Last quarter, net wealth fell by $2,264 on average, marking the first time net wealth fell for two consecutive quarters since late 2011 also.
The average Australian household net worth is now $404,320.
This is the average figure, not the median, which means this figure is skewed somewhat by the extremely wealthy.
The median (considered to be a better representation) net wealth per adult in Australia is reported to be around $270,000.
The ABS reports the household losses over the quarter
According to CoreLogic data, national dwelling values have declined by 6.8% since a peak in October 2017, with Sydney and Melbourne hit particularly hard – recording losses of 10.4% and 9.1% respectively.
Real losses on land and dwellings was $170.8 billion nation-wide, while losses on financial assets (superannuation, pension funds etc.) fell by $141.2 billion, reflecting falls in the Australian stock market.
The data also shows Australians are taking matters into their own hands, with household investment reaching a record high.
National investment rose $9.2 billion in December 2018 to $123.5 billion, continuing the upward trend first started in September 2016.
Households invested $45.9b, up $3.2b from the previous quarter. The rest was investment by private, non-financial corporations.
‘The wealth effect’ influencing spending?
Household gross disposable income fell 2.6% to $312.7b per household from $321.2b in the September 2018 quarter. Again, dwelling value losses and financial asset losses were the primary instigators.

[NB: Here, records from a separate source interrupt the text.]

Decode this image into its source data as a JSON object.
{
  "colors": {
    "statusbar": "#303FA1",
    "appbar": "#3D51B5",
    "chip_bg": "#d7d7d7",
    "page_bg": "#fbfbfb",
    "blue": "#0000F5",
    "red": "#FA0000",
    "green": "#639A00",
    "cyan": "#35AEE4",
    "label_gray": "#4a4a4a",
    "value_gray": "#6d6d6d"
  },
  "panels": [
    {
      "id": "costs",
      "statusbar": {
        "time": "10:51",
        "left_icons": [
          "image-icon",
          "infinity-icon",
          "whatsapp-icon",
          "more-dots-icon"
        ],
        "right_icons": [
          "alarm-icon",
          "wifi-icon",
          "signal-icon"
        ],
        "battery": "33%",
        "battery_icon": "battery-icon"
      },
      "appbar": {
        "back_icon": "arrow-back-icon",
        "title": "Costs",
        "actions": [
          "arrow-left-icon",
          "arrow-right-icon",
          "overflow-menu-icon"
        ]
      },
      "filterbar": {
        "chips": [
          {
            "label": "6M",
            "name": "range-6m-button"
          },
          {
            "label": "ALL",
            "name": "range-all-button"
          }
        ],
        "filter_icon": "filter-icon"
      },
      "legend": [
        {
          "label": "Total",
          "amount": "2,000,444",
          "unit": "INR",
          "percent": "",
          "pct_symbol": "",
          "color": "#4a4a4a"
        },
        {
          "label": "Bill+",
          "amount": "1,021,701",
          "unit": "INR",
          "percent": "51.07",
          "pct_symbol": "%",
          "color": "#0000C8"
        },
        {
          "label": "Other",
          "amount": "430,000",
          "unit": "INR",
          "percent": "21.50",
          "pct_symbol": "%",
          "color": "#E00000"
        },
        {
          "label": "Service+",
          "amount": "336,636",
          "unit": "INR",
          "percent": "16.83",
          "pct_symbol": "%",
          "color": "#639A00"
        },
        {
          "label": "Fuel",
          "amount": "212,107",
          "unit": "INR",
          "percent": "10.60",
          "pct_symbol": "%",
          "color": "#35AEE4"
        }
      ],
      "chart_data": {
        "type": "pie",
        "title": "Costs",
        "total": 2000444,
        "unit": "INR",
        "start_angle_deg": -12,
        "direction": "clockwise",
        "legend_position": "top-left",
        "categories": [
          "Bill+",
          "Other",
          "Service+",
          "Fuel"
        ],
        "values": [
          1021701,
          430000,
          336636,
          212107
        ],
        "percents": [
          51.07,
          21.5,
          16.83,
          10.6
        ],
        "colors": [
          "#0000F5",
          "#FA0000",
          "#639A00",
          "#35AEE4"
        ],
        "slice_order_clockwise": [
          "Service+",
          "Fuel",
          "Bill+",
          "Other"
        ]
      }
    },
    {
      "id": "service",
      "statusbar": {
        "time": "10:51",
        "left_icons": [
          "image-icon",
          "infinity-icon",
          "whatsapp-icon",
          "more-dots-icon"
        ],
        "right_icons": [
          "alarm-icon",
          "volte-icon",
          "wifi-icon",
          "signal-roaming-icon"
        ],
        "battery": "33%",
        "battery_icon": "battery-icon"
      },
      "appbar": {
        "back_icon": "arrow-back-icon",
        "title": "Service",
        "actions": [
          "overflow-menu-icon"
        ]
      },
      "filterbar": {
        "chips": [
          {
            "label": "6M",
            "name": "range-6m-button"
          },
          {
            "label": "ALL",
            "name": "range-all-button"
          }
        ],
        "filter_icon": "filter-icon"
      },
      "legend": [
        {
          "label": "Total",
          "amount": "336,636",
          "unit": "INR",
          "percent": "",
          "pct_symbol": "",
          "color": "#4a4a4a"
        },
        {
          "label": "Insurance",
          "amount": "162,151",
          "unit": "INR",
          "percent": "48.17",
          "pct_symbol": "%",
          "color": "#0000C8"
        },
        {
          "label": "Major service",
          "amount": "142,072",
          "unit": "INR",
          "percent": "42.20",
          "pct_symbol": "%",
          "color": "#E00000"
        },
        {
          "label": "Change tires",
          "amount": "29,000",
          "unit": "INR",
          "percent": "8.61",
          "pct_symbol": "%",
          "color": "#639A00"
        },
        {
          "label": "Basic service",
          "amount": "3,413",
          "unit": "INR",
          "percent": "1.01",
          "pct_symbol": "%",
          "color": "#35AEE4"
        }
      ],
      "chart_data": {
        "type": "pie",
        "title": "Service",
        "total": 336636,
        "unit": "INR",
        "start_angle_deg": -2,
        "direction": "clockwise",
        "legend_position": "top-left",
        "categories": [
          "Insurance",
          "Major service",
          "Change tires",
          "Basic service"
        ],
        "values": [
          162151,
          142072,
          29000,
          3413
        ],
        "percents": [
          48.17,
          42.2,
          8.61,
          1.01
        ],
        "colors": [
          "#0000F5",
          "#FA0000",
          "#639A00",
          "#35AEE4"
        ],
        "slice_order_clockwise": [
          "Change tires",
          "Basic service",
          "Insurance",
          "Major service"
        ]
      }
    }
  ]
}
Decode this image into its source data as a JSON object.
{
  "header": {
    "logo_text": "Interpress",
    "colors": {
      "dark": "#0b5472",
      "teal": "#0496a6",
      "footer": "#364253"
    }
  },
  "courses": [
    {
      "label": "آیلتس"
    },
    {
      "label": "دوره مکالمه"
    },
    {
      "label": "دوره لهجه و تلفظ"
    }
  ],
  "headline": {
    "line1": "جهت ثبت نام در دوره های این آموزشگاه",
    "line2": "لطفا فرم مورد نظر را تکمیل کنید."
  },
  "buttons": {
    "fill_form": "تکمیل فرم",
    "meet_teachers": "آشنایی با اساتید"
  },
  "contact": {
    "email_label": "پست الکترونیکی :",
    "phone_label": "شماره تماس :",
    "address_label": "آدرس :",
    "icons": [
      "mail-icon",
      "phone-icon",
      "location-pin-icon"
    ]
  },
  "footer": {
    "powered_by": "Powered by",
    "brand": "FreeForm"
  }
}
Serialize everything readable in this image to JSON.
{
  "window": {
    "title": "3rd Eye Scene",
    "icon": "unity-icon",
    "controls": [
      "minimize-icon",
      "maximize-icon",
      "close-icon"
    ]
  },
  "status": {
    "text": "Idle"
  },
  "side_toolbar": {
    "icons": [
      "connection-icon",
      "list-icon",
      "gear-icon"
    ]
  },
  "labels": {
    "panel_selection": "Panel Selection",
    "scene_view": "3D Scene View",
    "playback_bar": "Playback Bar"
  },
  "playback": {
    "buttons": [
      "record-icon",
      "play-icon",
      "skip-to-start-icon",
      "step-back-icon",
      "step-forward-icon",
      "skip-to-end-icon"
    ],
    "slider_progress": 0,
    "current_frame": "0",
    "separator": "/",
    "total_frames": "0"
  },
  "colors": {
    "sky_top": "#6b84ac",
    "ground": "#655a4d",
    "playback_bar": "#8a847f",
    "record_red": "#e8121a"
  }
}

The wealth effect is the change in spending accompanying a change in perceived wealth. When a person’s overall wealth falls – due to a drop in their house’s value or share portfolio, for example – the theory is that people save more and spend less.
The Reserve Bank on Tuesday downplayed the possibility of the wealth effect influencing spending at the moment.
Reserve Bank assistant governor Luci Ellis said the link between house prices and spending is a bit more subtle than the wealth effect theory suggests.
“It isn’t so much that people wake up one morning, realise their home is worth more, and decide to go out shopping – rather, if their home is worth more, they can borrow more against it, which matters for some people’s decision to buy a car,” Ms Ellis said.
“And because rising housing prices usually occur in the context of high rates of transactions in the market, spending on home furnishings tends to rise and fall with housing prices.”
Ms Ellis then said that fundamentally, the demand for housing rests on the household sector’s confidence and the capacity to take on financial commitments.
“Without enough income, and so without a strong labour market, that confidence and capacity would be in doubt. This is not the only reason we are watching labour market developments closely,” she said.
“But the nexus between labour markets, households and housing are crucial to our assessment of the broader outlook.”